Y nada garantiza que el que cae regrese pronto. América, el equipo que tiene de símbolo un diablo, luchó cinco años para salir de ese infierno. Cortuluá es otro que conoce bien ese drama. Su presidente, Ignacio Martán, ha vivido la bonanza del lado A y la crisis del lado B. “Si estás en la B, vales un peso; si estás 
en la A, vales mil”, dice.

Afirma que una mala decisión puede costar un descenso. La suya, afirma, fue apostar por jugadores jóvenes, lo cual puede ilusionar una vez, pero no dos.

“Es muy feo estar en la B. No tienes difusión, no podemos vender un producto. Yo prefiero no tener plata, pero ser mediático, que me vean, así vendo.

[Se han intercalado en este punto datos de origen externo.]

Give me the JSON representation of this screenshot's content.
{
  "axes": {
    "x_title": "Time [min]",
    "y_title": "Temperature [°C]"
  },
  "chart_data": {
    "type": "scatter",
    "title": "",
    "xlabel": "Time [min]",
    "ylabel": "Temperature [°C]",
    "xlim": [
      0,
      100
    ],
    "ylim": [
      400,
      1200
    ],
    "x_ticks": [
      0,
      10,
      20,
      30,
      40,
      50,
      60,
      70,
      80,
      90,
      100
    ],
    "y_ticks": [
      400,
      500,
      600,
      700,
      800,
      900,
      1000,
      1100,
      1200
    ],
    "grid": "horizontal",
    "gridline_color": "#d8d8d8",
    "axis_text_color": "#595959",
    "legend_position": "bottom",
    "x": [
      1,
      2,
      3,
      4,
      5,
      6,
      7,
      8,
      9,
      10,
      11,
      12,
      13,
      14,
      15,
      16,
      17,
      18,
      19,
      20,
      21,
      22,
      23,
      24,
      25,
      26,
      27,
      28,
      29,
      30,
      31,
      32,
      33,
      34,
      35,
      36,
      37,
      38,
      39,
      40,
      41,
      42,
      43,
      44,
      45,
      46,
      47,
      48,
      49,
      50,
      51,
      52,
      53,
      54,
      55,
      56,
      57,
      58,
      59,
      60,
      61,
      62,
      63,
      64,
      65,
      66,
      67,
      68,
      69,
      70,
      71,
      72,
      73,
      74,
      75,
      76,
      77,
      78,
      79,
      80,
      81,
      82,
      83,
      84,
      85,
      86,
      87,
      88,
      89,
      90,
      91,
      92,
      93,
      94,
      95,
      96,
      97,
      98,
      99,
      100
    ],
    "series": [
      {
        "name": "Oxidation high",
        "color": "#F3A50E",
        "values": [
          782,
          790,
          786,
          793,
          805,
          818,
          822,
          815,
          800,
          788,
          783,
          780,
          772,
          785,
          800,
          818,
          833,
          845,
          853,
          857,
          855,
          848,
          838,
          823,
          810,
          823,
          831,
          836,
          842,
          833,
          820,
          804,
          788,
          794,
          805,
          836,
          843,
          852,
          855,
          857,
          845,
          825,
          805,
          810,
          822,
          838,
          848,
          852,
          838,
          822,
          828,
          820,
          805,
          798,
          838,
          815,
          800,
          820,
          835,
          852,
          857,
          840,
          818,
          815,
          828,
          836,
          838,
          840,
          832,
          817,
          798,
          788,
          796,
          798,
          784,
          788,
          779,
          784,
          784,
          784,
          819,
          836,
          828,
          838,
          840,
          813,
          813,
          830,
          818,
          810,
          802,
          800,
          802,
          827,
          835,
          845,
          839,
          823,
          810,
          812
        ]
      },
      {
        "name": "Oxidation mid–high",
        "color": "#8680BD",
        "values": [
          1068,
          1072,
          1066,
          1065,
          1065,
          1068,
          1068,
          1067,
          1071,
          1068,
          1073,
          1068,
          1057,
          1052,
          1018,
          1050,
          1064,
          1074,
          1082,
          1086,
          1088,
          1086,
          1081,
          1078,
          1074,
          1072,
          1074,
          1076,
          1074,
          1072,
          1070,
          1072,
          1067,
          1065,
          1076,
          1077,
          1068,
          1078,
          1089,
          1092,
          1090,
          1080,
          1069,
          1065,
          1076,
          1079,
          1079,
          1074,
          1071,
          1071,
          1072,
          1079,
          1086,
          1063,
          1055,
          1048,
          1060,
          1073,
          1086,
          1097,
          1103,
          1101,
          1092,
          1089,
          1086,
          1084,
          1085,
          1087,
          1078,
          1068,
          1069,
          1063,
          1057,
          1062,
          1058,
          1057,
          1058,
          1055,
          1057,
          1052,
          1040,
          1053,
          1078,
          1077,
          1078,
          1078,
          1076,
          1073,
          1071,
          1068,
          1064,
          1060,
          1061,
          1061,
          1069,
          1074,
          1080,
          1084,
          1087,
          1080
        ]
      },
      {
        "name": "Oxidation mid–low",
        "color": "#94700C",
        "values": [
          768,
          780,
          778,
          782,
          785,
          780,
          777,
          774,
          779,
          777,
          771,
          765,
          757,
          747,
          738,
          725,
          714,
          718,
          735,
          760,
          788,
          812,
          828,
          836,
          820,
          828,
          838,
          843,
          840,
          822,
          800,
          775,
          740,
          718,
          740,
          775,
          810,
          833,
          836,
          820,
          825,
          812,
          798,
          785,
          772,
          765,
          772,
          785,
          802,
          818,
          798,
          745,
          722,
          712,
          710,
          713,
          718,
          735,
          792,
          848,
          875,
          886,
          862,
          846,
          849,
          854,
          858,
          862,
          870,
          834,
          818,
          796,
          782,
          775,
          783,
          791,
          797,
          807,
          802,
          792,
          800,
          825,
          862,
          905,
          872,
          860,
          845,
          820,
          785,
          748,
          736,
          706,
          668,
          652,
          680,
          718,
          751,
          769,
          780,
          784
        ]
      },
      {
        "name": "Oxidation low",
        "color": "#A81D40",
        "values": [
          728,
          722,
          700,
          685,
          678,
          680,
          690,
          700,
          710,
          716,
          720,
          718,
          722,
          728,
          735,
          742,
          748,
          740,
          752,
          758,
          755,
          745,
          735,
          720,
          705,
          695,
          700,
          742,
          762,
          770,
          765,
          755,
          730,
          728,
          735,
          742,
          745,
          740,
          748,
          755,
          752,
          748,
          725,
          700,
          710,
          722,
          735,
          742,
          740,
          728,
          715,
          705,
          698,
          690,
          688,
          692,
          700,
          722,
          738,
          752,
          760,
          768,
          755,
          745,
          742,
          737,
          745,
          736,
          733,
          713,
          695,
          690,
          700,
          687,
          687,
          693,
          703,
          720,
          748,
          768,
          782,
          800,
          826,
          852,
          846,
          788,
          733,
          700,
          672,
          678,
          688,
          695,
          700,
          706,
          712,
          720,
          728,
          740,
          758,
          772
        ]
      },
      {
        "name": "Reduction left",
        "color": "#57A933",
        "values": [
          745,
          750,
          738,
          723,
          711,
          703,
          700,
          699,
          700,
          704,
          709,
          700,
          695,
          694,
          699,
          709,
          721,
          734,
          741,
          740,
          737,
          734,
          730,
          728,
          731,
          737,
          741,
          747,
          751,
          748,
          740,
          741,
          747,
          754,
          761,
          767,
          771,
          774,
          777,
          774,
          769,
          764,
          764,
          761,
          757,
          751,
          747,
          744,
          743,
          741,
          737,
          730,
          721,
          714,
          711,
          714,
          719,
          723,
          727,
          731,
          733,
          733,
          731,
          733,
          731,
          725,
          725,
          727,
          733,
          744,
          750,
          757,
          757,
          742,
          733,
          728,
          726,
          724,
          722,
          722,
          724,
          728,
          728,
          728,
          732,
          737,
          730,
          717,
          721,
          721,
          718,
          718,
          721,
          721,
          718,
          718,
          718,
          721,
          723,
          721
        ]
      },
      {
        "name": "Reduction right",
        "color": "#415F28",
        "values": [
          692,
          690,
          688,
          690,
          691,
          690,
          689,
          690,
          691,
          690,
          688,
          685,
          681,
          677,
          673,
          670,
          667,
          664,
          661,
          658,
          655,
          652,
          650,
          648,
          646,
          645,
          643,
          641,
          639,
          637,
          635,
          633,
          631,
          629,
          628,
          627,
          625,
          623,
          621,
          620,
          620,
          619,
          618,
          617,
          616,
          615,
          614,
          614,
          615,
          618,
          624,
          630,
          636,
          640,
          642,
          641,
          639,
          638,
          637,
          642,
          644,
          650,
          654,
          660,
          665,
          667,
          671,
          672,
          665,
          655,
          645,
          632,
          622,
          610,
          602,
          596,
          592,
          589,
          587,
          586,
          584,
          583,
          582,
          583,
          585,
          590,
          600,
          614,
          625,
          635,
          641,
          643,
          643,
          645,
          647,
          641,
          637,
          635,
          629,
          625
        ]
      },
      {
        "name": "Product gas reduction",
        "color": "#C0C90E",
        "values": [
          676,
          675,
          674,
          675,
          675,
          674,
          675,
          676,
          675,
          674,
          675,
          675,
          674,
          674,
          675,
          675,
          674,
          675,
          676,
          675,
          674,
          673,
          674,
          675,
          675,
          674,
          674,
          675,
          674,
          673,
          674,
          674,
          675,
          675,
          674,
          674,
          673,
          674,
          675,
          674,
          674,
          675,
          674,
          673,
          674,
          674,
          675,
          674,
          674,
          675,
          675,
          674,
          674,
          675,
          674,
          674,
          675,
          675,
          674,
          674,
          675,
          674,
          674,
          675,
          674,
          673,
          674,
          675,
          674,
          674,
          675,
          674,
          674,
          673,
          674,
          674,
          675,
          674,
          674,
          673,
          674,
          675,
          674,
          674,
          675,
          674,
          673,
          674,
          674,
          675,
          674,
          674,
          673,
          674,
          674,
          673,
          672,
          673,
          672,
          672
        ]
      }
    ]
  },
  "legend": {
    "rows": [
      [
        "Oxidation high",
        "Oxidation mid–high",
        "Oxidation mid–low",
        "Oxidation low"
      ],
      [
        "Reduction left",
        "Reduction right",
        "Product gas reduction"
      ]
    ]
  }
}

En la B no valemos nada. No nos transmiten, en los medios no existimos. A los patrocinadores no les importamos. La B es el caos”, dice Martán.

El tránsito del descenso lo padecen los que realmente quieren estar en la A. Lo curioso es que hay unos que se quedaron a vivir en la B. Quindío es su inquilino desde 2013. Unión Magdalena pasó 13 años antes de ascender en 2019. Real Cartagena vive ahí desde 2012. Esas estadías de segunda clase han hecho correr el mito de que hay equipos que no tienen afán por dejar la B, donde en todo caso reciben los dineros de la TV. Los equipos clase A (que llevan tres años seguidos en Primera) se llevan la parte grande del pastel, incluso si están en la B: un 90 por ciento dividido en partes iguales. Y nadie los obliga a invertir.

“Hay equipos de la A en la B y algunos sí queremos ascender, como Huila o Cortuluá (actualmente en los cuadrangulares del ascenso), pero otros son cómodos y no les importa eso. Y hay otros clase B, que están en la B, a los que no les importa nada. Sobreviven porque no hay un descenso a una C, son equipos anticompetitivos”, agrega Martán.

Boyacá Chicó

Boyacá Chicó

Foto:

Dimayor

Para Carlos González Puche, director ejecutivo de Acolfutpro, el impacto de irse a la B depende de qué equipo cae y con qué intenciones de regresar. “En este momento de pandemia, sin hinchas, no hay impacto desde lo económico. Si desciende Chicó o Pereira, ambos son tipo A, por lo tanto ganarán lo mismo que ganan ahora. Van a tener una competencia mucho menos exigente y no van a tener que preocuparse por descender.La decisión es qué tanto inviertan para buscar el ascenso, porque a muchos eso no les preocupa». 

El sistema caníbal

Chicó y Pereira fueron los últimos ascendidos, hace año y medio, y ya están en el abismo del regreso. Padecen la lógica del sistema del descenso, en el que se acumulan los puntos de los últimos seis torneos, solo que los que ascienden entran a jugarse la vida con los mismos puntos del último que se salvó.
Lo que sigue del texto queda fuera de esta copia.